Twitter Sentiment Analysis Forecasting Default Probabilities

Researchers

Thomas Cifelli Jr
Lucas Fan
Alexander Galli

Faculty Advisors

Dan Wang
Dr. Zhenyu Cui

Abstract

Although there is research done before on credit rating prediction capabilites of corporations, it is mainly focused on using financial statements of companies which are mostly filed once in every three months. Worldwide markets are changing and operating on daily basis. So this prediction done every three months may not be relevant as soon as a couple weeks in the future. This project focuses on prediction of default probabilites everyday using textual data. It specifically does the sentiment analysis to understand if it can be a useful variable to predict default probabilties. The research done by authors concludes that sentiment just by itself does not yeild very accurate predictions, but when it is combined with daily financial data, the predicitions are improved providing a foundation for future research towards using public sentiment to predict daily default probabilites.

Modeling

Step 1 - The Sentiment Index
To utilize sentiment scores effectively in a time series model with sporadic tweet data, "Sentiment Index" was impemented. This index calculates the average daily sentiment, incorporating it into the previous day's index value with a specified decay factor. This decay accounts for the diminishing impact of older information over time, maintaining sensitivity to new data. This approach transforms sentiment into a continuous variable, facilitating its integration into time series modeling.

Step 2 - Initial Modeling with William's Company

William's Company (ticker WMB), part of the S&P500 energy sector, displayed an unusually high number of credit events, totaling ten changes since 2015 during the five-year analysis. Despite being an outlier, the hope was that initial models could decipher the underlying causes of these events and apply this knowledge to other companies. Various regression-based models, such as Decision Tree, Ada Boost, Random Forest, and more, were employed using the sklearn package in Python. These models initially used the sentiment index as the input variable and Bloomberg's One-Year Daily Default Probability as the target variable. However, the results were notably poor, with negative R-Squared values, prompting the need for an alternative approach.

Results of WMB Sentiment Index vs Default Probability

Step 3 - Switching to Tesla Motors

The decision to shift focus to Tesla was primarily driven by its significantly higher popularity and visibility. Tesla's widespread recognition, linked to Elon Musk's actions and the company's public prominence, allowed for the collection of a much larger dataset (1.65 million tweets compared to 35 thousand for William's Company). This shift aligns with the project's core objective of examining the influence of public sentiment on default probability. Despite still obtaining subpar results, even the best-performing models showed slight improvements over those for William's Company. This prompted consideration of a new approach called multivariate modeling.

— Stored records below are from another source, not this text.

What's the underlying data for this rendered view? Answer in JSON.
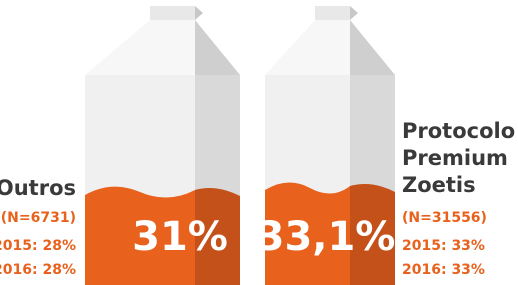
{
  "groups": [
    {
      "name": "Outros",
      "n": "(N=6731)",
      "value": "31%",
      "history": [
        "2015: 28%",
        "2016: 28%"
      ]
    },
    {
      "name": [
        "Protocolo",
        "Premium",
        "Zoetis"
      ],
      "n": "(N=31556)",
      "value": "33,1%",
      "history": [
        "2015: 33%",
        "2016: 33%"
      ]
    }
  ]
}
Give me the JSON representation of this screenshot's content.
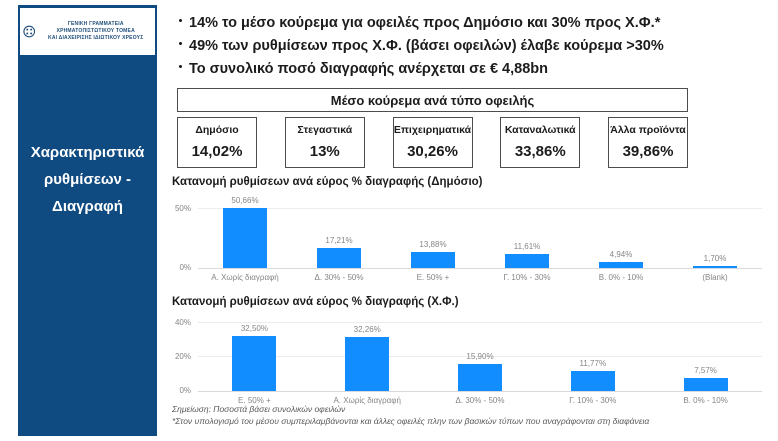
{
  "slide": {
    "logo": {
      "line1": "ΓΕΝΙΚΗ ΓΡΑΜΜΑΤΕΙΑ ΧΡΗΜΑΤΟΠΙΣΤΩΤΙΚΟΥ ΤΟΜΕΑ",
      "line2": "ΚΑΙ ΔΙΑΧΕΙΡΙΣΗΣ ΙΔΙΩΤΙΚΟΥ ΧΡΕΟΥΣ"
    },
    "sidebar_title": "Χαρακτηριστικά ρυθμίσεων - Διαγραφή",
    "bullets": [
      "14% το μέσο κούρεμα για οφειλές προς Δημόσιο και 30% προς Χ.Φ.*",
      "49% των ρυθμίσεων προς Χ.Φ. (βάσει οφειλών) έλαβε κούρεμα >30%",
      "Το συνολικό ποσό διαγραφής ανέρχεται σε €  4,88bn"
    ],
    "table": {
      "title": "Μέσο κούρεμα ανά τύπο οφειλής",
      "columns": [
        {
          "label": "Δημόσιο",
          "value": "14,02%"
        },
        {
          "label": "Στεγαστικά",
          "value": "13%"
        },
        {
          "label": "Επιχειρηματικά",
          "value": "30,26%"
        },
        {
          "label": "Καταναλωτικά",
          "value": "33,86%"
        },
        {
          "label": "Άλλα προϊόντα",
          "value": "39,86%"
        }
      ]
    },
    "notes": [
      "Σημείωση: Ποσοστά βάσει συνολικών οφειλών",
      "*Στον υπολογισμό του μέσου συμπεριλαμβάνονται και άλλες οφειλές πλην των βασικών τύπων που αναγράφονται στη διαφάνεια"
    ],
    "colors": {
      "sidebar_blue": "#0F4A80",
      "bar_blue": "#118DFF",
      "label_gray": "#858585",
      "border_gray": "#4d4d4d"
    }
  },
  "chart_data": [
    {
      "type": "bar",
      "title": "Κατανομή ρυθμίσεων ανά εύρος % διαγραφής (Δημόσιο)",
      "categories": [
        "Α. Χωρίς διαγραφή",
        "Δ. 30% - 50%",
        "Ε. 50% +",
        "Γ. 10% - 30%",
        "Β. 0% - 10%",
        "(Blank)"
      ],
      "values": [
        50.66,
        17.21,
        13.88,
        11.61,
        4.94,
        1.7
      ],
      "value_labels": [
        "50,66%",
        "17,21%",
        "13,88%",
        "11,61%",
        "4,94%",
        "1,70%"
      ],
      "ylim": [
        0,
        62
      ],
      "yticks": [
        {
          "value": 50,
          "label": "50%"
        },
        {
          "value": 0,
          "label": "0%"
        }
      ],
      "grid": true,
      "legend": "none",
      "bar_color": "#118DFF"
    },
    {
      "type": "bar",
      "title": "Κατανομή ρυθμίσεων ανά εύρος % διαγραφής (Χ.Φ.)",
      "categories": [
        "Ε. 50% +",
        "Α. Χωρίς διαγραφή",
        "Δ. 30% - 50%",
        "Γ. 10% - 30%",
        "Β. 0% - 10%"
      ],
      "values": [
        32.5,
        32.26,
        15.9,
        11.77,
        7.57
      ],
      "value_labels": [
        "32,50%",
        "32,26%",
        "15,90%",
        "11,77%",
        "7,57%"
      ],
      "ylim": [
        0,
        45
      ],
      "yticks": [
        {
          "value": 40,
          "label": "40%"
        },
        {
          "value": 20,
          "label": "20%"
        },
        {
          "value": 0,
          "label": "0%"
        }
      ],
      "grid": true,
      "legend": "none",
      "bar_color": "#118DFF"
    }
  ]
}
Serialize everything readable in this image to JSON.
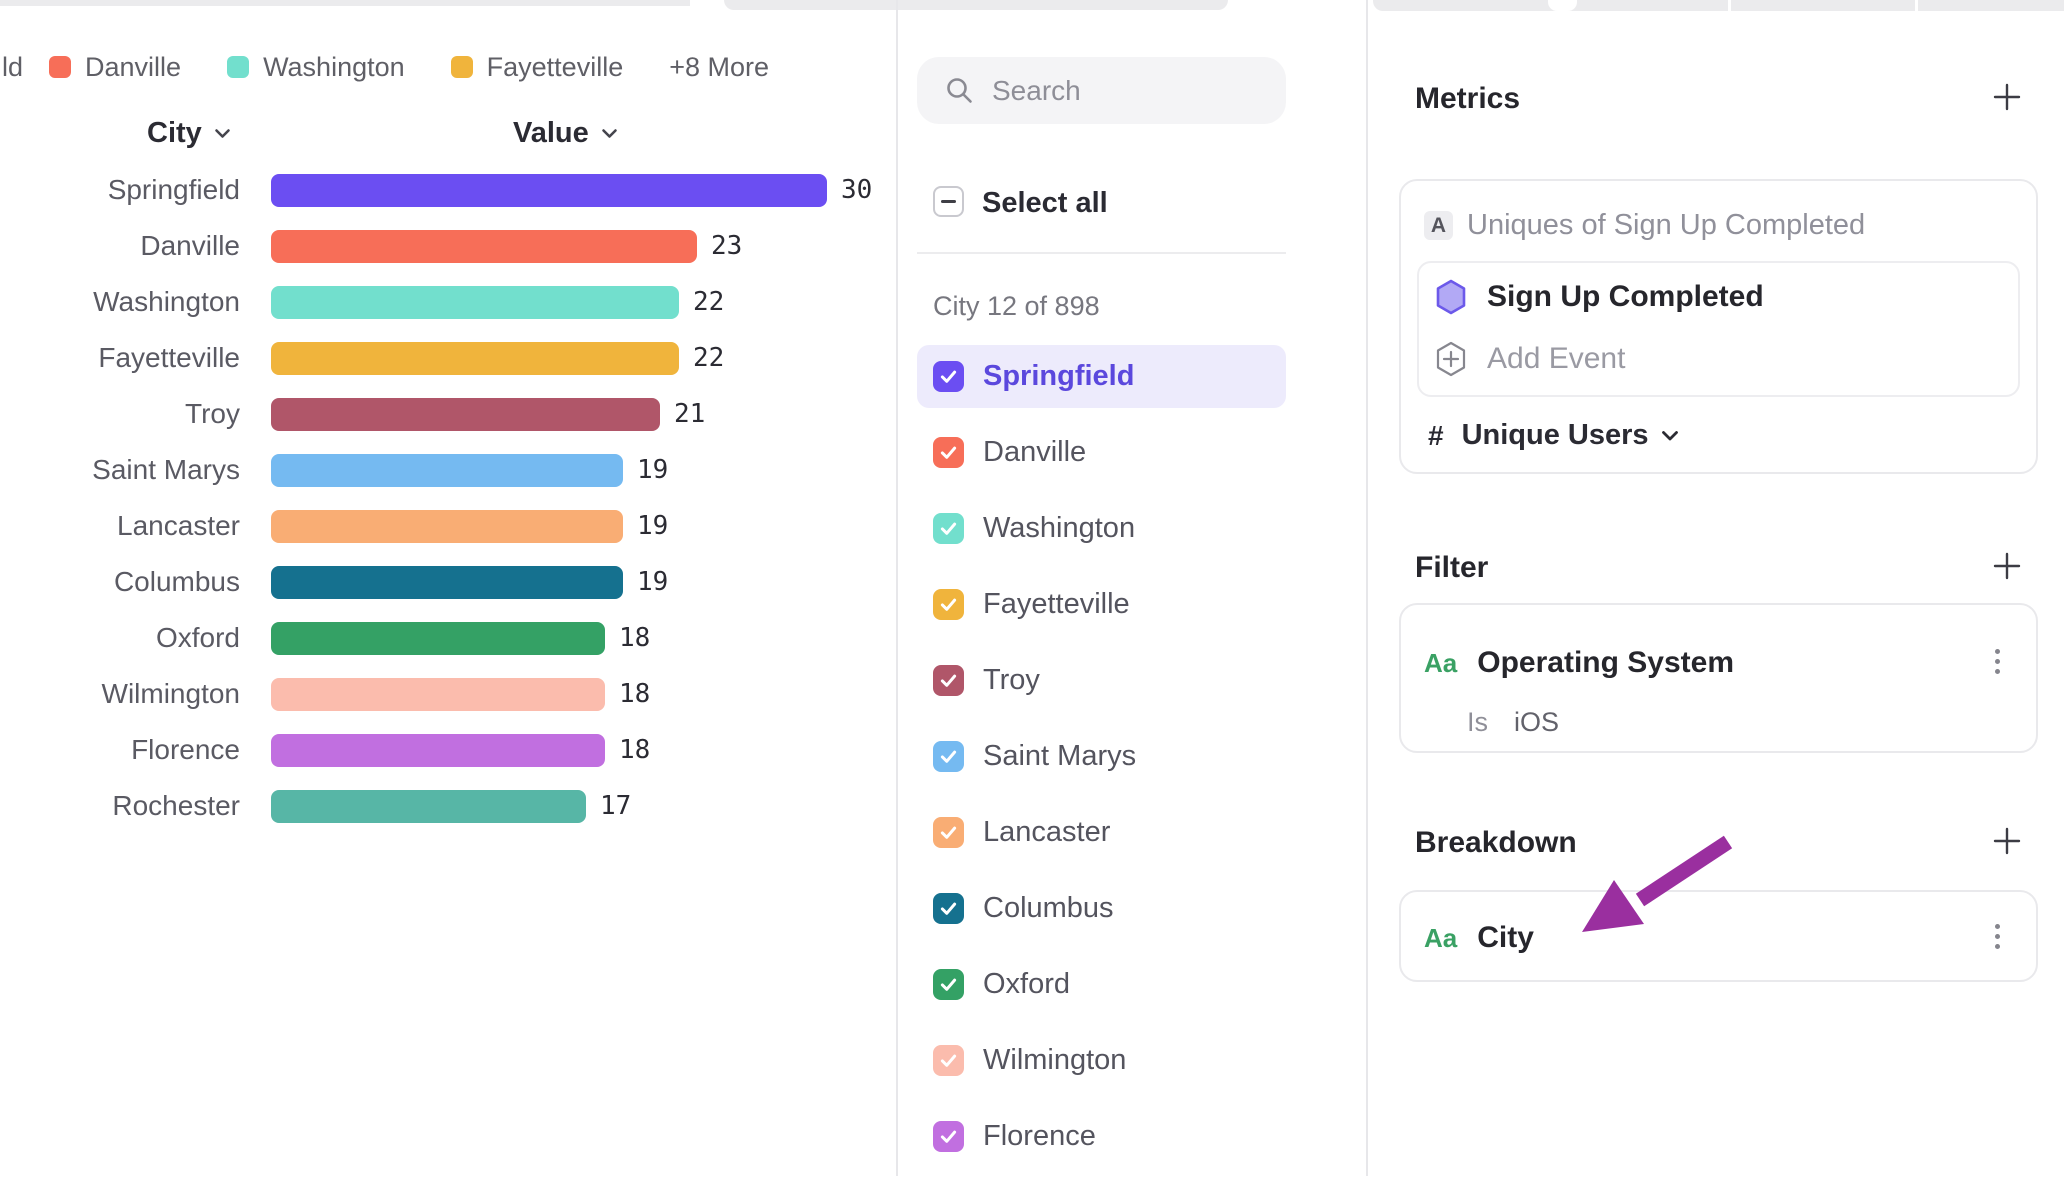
{
  "legend": {
    "clipped_label": "ld",
    "items": [
      {
        "label": "Danville",
        "color": "#f76e58"
      },
      {
        "label": "Washington",
        "color": "#72dfcd"
      },
      {
        "label": "Fayetteville",
        "color": "#f0b43c"
      }
    ],
    "more_label": "+8 More"
  },
  "chart": {
    "city_header": "City",
    "value_header": "Value"
  },
  "chart_data": {
    "type": "bar",
    "orientation": "horizontal",
    "title": "",
    "xlabel": "Value",
    "ylabel": "City",
    "xlim": [
      0,
      30
    ],
    "grid": false,
    "value_labels_shown": true,
    "categories": [
      "Springfield",
      "Danville",
      "Washington",
      "Fayetteville",
      "Troy",
      "Saint Marys",
      "Lancaster",
      "Columbus",
      "Oxford",
      "Wilmington",
      "Florence",
      "Rochester"
    ],
    "values": [
      30,
      23,
      22,
      22,
      21,
      19,
      19,
      19,
      18,
      18,
      18,
      17
    ],
    "colors": [
      "#6b4ef2",
      "#f76e58",
      "#72dfcd",
      "#f0b43c",
      "#b05669",
      "#75baf1",
      "#f9ad74",
      "#15718f",
      "#34a165",
      "#fbbcad",
      "#c16fe0",
      "#57b6a6"
    ]
  },
  "selector": {
    "search_placeholder": "Search",
    "select_all_label": "Select all",
    "select_all_state": "indeterminate",
    "count_label": "City 12 of 898",
    "items": [
      {
        "label": "Springfield",
        "color": "#6b4ef2",
        "checked": true,
        "highlighted": true
      },
      {
        "label": "Danville",
        "color": "#f76e58",
        "checked": true,
        "highlighted": false
      },
      {
        "label": "Washington",
        "color": "#72dfcd",
        "checked": true,
        "highlighted": false
      },
      {
        "label": "Fayetteville",
        "color": "#f0b43c",
        "checked": true,
        "highlighted": false
      },
      {
        "label": "Troy",
        "color": "#b05669",
        "checked": true,
        "highlighted": false
      },
      {
        "label": "Saint Marys",
        "color": "#75baf1",
        "checked": true,
        "highlighted": false
      },
      {
        "label": "Lancaster",
        "color": "#f9ad74",
        "checked": true,
        "highlighted": false
      },
      {
        "label": "Columbus",
        "color": "#15718f",
        "checked": true,
        "highlighted": false
      },
      {
        "label": "Oxford",
        "color": "#34a165",
        "checked": true,
        "highlighted": false
      },
      {
        "label": "Wilmington",
        "color": "#fbbcad",
        "checked": true,
        "highlighted": false
      },
      {
        "label": "Florence",
        "color": "#c16fe0",
        "checked": true,
        "highlighted": false
      }
    ]
  },
  "inspector": {
    "metrics": {
      "heading": "Metrics",
      "metric_badge": "A",
      "metric_title": "Uniques of Sign Up Completed",
      "event_name": "Sign Up Completed",
      "add_event_label": "Add Event",
      "measure_prefix": "#",
      "measure_label": "Unique Users"
    },
    "filter": {
      "heading": "Filter",
      "property_type": "Aa",
      "property_name": "Operating System",
      "operator": "Is",
      "value": "iOS"
    },
    "breakdown": {
      "heading": "Breakdown",
      "property_type": "Aa",
      "property_name": "City",
      "annotation_arrow_color": "#9a2f9f"
    }
  }
}
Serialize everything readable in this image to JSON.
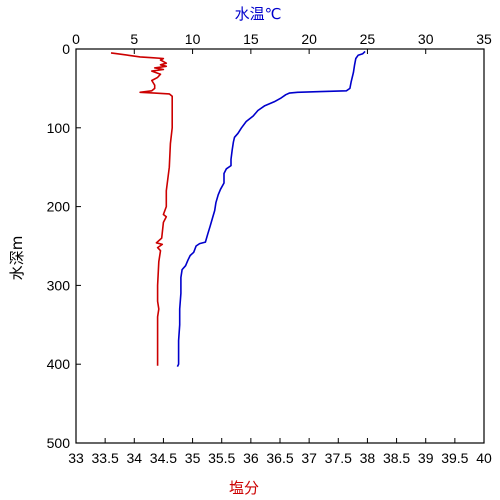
{
  "chart_data": {
    "type": "line",
    "title": "",
    "x_top_label": "水温℃",
    "x_bottom_label": "塩分",
    "ylabel": "水深m",
    "x_top_range": [
      0,
      35
    ],
    "x_top_ticks": [
      "0",
      "5",
      "10",
      "15",
      "20",
      "25",
      "30",
      "35"
    ],
    "x_bottom_range": [
      33,
      40
    ],
    "x_bottom_ticks": [
      "33",
      "33.5",
      "34",
      "34.5",
      "35",
      "35.5",
      "36",
      "36.5",
      "37",
      "37.5",
      "38",
      "38.5",
      "39",
      "39.5",
      "40"
    ],
    "y_range": [
      0,
      500
    ],
    "y_inverted": true,
    "y_ticks": [
      "0",
      "100",
      "200",
      "300",
      "400",
      "500"
    ],
    "grid": false,
    "colors": {
      "temperature": "#0000cc",
      "salinity": "#cc0000",
      "axes": "#000000"
    },
    "series": [
      {
        "axis": "top",
        "color": "#0000cc",
        "points": [
          [
            24.8,
            3
          ],
          [
            24.6,
            6
          ],
          [
            24.2,
            8
          ],
          [
            24.0,
            12
          ],
          [
            23.9,
            20
          ],
          [
            23.8,
            30
          ],
          [
            23.6,
            42
          ],
          [
            23.5,
            50
          ],
          [
            23.2,
            53
          ],
          [
            21.0,
            54
          ],
          [
            19.0,
            55
          ],
          [
            18.3,
            56
          ],
          [
            18.0,
            58
          ],
          [
            17.6,
            62
          ],
          [
            17.0,
            67
          ],
          [
            16.2,
            72
          ],
          [
            15.6,
            78
          ],
          [
            15.2,
            85
          ],
          [
            14.6,
            92
          ],
          [
            14.2,
            100
          ],
          [
            13.9,
            107
          ],
          [
            13.6,
            112
          ],
          [
            13.5,
            118
          ],
          [
            13.4,
            128
          ],
          [
            13.3,
            140
          ],
          [
            13.3,
            148
          ],
          [
            12.9,
            152
          ],
          [
            12.7,
            158
          ],
          [
            12.7,
            170
          ],
          [
            12.4,
            178
          ],
          [
            12.2,
            185
          ],
          [
            12.0,
            195
          ],
          [
            11.9,
            205
          ],
          [
            11.7,
            215
          ],
          [
            11.5,
            225
          ],
          [
            11.3,
            235
          ],
          [
            11.1,
            245
          ],
          [
            10.6,
            247
          ],
          [
            10.3,
            250
          ],
          [
            10.1,
            258
          ],
          [
            9.8,
            262
          ],
          [
            9.6,
            268
          ],
          [
            9.4,
            275
          ],
          [
            9.1,
            280
          ],
          [
            9.0,
            290
          ],
          [
            9.0,
            310
          ],
          [
            8.9,
            330
          ],
          [
            8.9,
            350
          ],
          [
            8.8,
            370
          ],
          [
            8.8,
            390
          ],
          [
            8.8,
            400
          ],
          [
            8.7,
            403
          ]
        ]
      },
      {
        "axis": "bottom",
        "color": "#cc0000",
        "points": [
          [
            33.6,
            5
          ],
          [
            33.7,
            6
          ],
          [
            33.9,
            8
          ],
          [
            34.1,
            10
          ],
          [
            34.3,
            11
          ],
          [
            34.5,
            12
          ],
          [
            34.45,
            14
          ],
          [
            34.5,
            16
          ],
          [
            34.55,
            18
          ],
          [
            34.45,
            20
          ],
          [
            34.55,
            22
          ],
          [
            34.35,
            24
          ],
          [
            34.5,
            26
          ],
          [
            34.3,
            28
          ],
          [
            34.45,
            32
          ],
          [
            34.4,
            36
          ],
          [
            34.3,
            40
          ],
          [
            34.35,
            46
          ],
          [
            34.35,
            50
          ],
          [
            34.3,
            53
          ],
          [
            34.1,
            55
          ],
          [
            34.35,
            56
          ],
          [
            34.6,
            57
          ],
          [
            34.65,
            60
          ],
          [
            34.65,
            75
          ],
          [
            34.65,
            100
          ],
          [
            34.62,
            120
          ],
          [
            34.6,
            150
          ],
          [
            34.55,
            180
          ],
          [
            34.55,
            200
          ],
          [
            34.5,
            210
          ],
          [
            34.55,
            213
          ],
          [
            34.5,
            220
          ],
          [
            34.47,
            240
          ],
          [
            34.38,
            246
          ],
          [
            34.48,
            248
          ],
          [
            34.4,
            252
          ],
          [
            34.45,
            256
          ],
          [
            34.42,
            270
          ],
          [
            34.4,
            300
          ],
          [
            34.4,
            320
          ],
          [
            34.42,
            330
          ],
          [
            34.4,
            340
          ],
          [
            34.4,
            370
          ],
          [
            34.4,
            395
          ],
          [
            34.4,
            402
          ]
        ]
      }
    ]
  }
}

Results of TSLA Sentiment Index vs Default Probability

Step 4 - Multivate Modeling
Initially, models focused solely on the relationship between the sentiment index and default probabilities as a single input variable. Since the univariate results were underwhelming, it was decided to explore the possibility that combining sentiment with other financial metrics could improve model performance. Authors incorporated daily log returns, daily CDS spreads, and the daily price-to-sales ratio into their models. Subsequent results with this multivariate approach were as follows:

Results of TSLA Multivariate Model including Sentiment Index vs Default Probability

The results appear similar to previous ones, but the K-Nearest-Neighbors regressor achieved an R-Squared of over 0.1, marking a significant improvement. However, it remains uncertain whether this improvement is solely due to the inclusion of new variables or the combined effect of sentiment data and new variables, necessitating further testing by running models with the sentiment data removed for comparison.

A notable improvement was observed when the sentiment data was included, with the K-Nearest-Neighbors model achieving an R-Squared of 0.106 compared to 0.0988 without it, signifying a 7% enhancement in model performance.

Results

In summary, the study has limitations due to time constraints and a focus on a limited dataset. The results with Tesla suggest that if sentiment has a significant relationship with financial data and default probability, it appears to be parametric in nature. Among the various models tested, only the K-Nearest-Neighbors (KNN), a purely non-parametric model, showed promising results, possibly because sentiment's influence is non-linear, which other models couldn't capture. The Neural Net's failure to exhibit similar improvements might be attributed to its default settings not being optimized for non-parametric performance. While a definitive conclusion could not be drawn, these preliminary findings open doors for future research to explore the implications further and verify the hypothesis on a broader scale.

Conclusion

In conclusion, the findings suggest a potential non-parametric relationship between public sentiment, particularly from sources like Twitter, and specific financial fundamentals, including Bloomberg's Daily One-Year Default Probabilities, especially for widely discussed companies like Tesla. Although the results do not conclusively confirm this claim, the authors believe thier research provides a foundation for future studies to build upon and either validate or refute the findings. Authors anticipate further advancements in this area of research.